Dog here. In case you don’t know me, I am Sophie. I am the dog. Mom has not let me write in our blogs since the fire. I wrote all of our stories on Polyvore. People liked my stories. I like to write. I don’t like fire.
Mom posted my Polyvore chicken-leg stories in “I Want a Chicken Leg”. Did she ask me? No. I want to write. I don’t want her to write for me. Just because on the internet no one knows you are a dog does not mean that dogs cannot write. I am a dog. I am a good dog. I am a story-telling dog. Let me tell you a story. Will you give me a chicken leg if you like my story? Do you have any left-over turkey?
I will tell you a story. Mom used to let me have a computer. Now I have to sneak around to get one. Three computers of her computers died in the fire. She was pretty upset. I was upset. When she had 4 computers I could use one. She has three now so I can get online. She got a new big touch screen. Do you know if they work with paws? I tried to smell it and things jumped on the screen.
We have a new computer. Last week we got a big turkey. I like turkey. Tonight mom put a treat of turkey the top of her laptop and forgot. Not me. A computer AND turkey? I did not fuss. I watched that turkey-computer. I watched and watched. I politely waited for an hour. I tried my nicest “Mom, come play” noises. She smiled at me. I could not believe it. The turkey was just sitting right there. I said, “I can get it for you!” Mom smiled at me and said, “Good Dog.” I hate Good Dog. I like turkey. I want a computer. There is a turkey computer. It is for me.

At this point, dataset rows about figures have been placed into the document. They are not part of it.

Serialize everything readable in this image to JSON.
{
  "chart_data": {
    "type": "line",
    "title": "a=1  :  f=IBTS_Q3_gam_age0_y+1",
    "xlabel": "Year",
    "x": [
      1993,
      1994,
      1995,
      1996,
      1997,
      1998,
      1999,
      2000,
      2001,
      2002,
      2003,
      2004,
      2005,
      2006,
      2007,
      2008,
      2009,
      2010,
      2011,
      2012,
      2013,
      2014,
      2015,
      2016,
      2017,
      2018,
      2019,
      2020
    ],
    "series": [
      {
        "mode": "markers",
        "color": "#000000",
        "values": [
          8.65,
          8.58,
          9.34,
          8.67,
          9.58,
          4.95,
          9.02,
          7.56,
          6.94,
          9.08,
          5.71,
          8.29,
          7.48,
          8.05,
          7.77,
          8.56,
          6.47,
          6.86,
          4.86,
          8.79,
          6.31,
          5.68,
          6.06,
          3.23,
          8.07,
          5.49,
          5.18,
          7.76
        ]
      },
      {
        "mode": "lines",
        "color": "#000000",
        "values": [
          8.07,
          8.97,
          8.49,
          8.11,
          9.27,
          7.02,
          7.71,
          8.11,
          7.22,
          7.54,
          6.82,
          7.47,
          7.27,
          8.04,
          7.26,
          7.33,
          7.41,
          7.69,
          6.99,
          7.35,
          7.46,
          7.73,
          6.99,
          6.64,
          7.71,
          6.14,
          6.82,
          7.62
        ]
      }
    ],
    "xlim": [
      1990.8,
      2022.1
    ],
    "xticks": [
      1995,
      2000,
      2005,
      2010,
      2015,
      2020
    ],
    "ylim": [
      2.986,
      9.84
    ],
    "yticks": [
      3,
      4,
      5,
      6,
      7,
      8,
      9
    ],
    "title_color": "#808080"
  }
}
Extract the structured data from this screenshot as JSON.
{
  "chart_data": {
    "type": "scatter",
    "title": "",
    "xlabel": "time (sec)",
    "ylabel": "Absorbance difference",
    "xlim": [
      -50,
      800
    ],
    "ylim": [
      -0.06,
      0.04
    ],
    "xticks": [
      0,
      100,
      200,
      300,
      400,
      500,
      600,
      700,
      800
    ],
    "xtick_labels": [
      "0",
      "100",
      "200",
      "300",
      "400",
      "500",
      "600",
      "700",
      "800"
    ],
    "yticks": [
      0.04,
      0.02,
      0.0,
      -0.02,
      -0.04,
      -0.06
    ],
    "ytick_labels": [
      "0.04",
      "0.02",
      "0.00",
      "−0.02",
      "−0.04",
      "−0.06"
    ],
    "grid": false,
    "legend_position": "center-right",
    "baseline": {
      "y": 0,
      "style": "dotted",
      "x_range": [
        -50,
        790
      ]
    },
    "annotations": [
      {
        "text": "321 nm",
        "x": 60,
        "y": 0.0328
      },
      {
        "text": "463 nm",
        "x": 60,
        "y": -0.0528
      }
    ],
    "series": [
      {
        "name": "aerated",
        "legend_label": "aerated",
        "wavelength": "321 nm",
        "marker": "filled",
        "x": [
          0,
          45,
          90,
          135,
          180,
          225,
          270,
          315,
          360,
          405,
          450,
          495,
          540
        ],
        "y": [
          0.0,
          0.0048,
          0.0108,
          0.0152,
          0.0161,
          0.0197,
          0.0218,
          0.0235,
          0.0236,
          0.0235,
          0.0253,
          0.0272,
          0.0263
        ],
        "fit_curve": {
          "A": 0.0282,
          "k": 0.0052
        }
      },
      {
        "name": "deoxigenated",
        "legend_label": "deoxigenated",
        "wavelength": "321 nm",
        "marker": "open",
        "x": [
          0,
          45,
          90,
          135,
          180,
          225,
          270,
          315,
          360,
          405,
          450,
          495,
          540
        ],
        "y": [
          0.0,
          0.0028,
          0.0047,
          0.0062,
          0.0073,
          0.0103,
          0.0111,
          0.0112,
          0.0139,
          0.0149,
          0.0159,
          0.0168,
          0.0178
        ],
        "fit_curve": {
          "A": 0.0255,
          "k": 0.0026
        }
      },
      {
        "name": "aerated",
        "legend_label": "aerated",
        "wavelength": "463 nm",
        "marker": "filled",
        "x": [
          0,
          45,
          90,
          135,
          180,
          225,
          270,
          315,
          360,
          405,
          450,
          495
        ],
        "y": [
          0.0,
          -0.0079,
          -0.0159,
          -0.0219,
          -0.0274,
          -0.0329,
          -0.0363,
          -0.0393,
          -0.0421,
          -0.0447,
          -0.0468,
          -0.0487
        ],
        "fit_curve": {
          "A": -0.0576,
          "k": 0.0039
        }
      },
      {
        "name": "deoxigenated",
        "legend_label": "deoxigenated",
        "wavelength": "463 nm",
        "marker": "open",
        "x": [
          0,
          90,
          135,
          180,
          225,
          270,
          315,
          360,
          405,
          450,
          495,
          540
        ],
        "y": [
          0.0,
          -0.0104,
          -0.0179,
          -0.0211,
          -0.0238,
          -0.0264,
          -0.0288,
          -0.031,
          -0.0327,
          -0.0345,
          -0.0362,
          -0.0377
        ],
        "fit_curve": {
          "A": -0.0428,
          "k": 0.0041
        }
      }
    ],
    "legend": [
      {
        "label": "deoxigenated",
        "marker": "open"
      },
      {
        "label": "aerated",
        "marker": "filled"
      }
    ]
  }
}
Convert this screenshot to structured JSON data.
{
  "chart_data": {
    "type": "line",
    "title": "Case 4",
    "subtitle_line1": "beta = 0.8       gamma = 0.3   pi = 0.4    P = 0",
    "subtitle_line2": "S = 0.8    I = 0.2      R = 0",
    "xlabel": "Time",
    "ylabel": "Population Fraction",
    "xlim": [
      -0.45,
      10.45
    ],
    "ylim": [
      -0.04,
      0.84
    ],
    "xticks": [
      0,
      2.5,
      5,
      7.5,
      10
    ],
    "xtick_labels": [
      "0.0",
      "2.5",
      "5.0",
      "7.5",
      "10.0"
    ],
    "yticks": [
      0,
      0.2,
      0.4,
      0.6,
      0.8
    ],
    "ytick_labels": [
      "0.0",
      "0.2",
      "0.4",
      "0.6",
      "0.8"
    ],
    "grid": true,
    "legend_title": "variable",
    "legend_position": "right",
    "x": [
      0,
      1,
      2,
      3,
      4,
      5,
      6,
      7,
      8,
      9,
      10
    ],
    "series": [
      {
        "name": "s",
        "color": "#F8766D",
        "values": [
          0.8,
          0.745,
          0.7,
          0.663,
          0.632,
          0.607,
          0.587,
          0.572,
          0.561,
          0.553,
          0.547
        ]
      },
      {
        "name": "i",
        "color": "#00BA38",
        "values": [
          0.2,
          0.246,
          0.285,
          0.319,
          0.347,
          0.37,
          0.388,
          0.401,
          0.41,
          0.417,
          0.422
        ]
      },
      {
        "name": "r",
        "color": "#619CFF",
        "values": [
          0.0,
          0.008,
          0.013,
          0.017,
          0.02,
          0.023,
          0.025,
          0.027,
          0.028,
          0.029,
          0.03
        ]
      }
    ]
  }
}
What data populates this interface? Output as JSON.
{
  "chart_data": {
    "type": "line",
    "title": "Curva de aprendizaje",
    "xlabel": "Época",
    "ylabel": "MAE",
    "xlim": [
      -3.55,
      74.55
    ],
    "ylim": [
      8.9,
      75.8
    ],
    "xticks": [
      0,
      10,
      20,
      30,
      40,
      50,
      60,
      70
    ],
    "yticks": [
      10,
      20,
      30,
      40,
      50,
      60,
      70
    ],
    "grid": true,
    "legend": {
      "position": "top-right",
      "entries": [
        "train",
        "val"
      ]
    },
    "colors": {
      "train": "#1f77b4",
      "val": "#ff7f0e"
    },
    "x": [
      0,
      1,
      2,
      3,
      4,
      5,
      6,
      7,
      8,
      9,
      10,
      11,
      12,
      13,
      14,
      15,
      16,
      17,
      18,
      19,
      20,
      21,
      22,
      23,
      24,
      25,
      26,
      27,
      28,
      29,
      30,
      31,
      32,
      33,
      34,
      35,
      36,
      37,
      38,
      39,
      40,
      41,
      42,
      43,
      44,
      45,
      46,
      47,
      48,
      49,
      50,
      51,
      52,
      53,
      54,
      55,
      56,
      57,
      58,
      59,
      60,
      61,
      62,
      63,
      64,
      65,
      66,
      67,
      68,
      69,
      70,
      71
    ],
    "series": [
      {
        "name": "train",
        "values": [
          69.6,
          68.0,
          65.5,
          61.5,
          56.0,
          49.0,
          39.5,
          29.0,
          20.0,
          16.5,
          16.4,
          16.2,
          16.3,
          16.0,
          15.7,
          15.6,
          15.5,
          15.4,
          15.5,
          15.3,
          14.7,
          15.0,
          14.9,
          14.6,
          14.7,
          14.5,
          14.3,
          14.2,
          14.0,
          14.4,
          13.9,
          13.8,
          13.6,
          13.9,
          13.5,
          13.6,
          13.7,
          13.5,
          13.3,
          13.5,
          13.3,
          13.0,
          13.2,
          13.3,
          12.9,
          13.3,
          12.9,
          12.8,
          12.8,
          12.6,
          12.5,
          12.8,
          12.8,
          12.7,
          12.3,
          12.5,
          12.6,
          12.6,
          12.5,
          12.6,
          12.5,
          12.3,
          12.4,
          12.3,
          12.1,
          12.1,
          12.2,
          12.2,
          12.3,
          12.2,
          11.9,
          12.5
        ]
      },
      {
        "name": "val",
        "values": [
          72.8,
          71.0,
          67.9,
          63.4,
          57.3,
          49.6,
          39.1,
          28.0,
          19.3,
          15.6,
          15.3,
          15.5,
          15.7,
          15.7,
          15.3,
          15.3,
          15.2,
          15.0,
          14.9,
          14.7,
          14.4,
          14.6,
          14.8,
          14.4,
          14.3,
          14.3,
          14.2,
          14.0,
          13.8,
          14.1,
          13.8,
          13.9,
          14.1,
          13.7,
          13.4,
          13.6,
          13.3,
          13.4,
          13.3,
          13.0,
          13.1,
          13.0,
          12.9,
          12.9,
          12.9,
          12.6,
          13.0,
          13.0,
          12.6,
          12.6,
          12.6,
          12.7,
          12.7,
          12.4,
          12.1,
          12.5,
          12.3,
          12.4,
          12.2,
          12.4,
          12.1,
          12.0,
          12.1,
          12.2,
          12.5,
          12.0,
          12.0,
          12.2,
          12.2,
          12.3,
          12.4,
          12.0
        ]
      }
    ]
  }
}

Mom thought I was cute wiggling around. Dad got out his phone and made a video. No YouTube please. How embarrassing. Dogs who are on YouTube say it is awful. I was not being cute for YouTube. I wanted that turkey.
FINALLY she said to Dad, “Oh, my gosh, there is a turkey snack on my laptop over there.” Well DUH. I said it about 100 times. Dad got me the turkey. I got the computer.
I like turkey. I like computers. I don’t like fire. The fire ate my computers. The fire ate my beds. The fire ate my toys. The fire ate my house. I don’t like fire.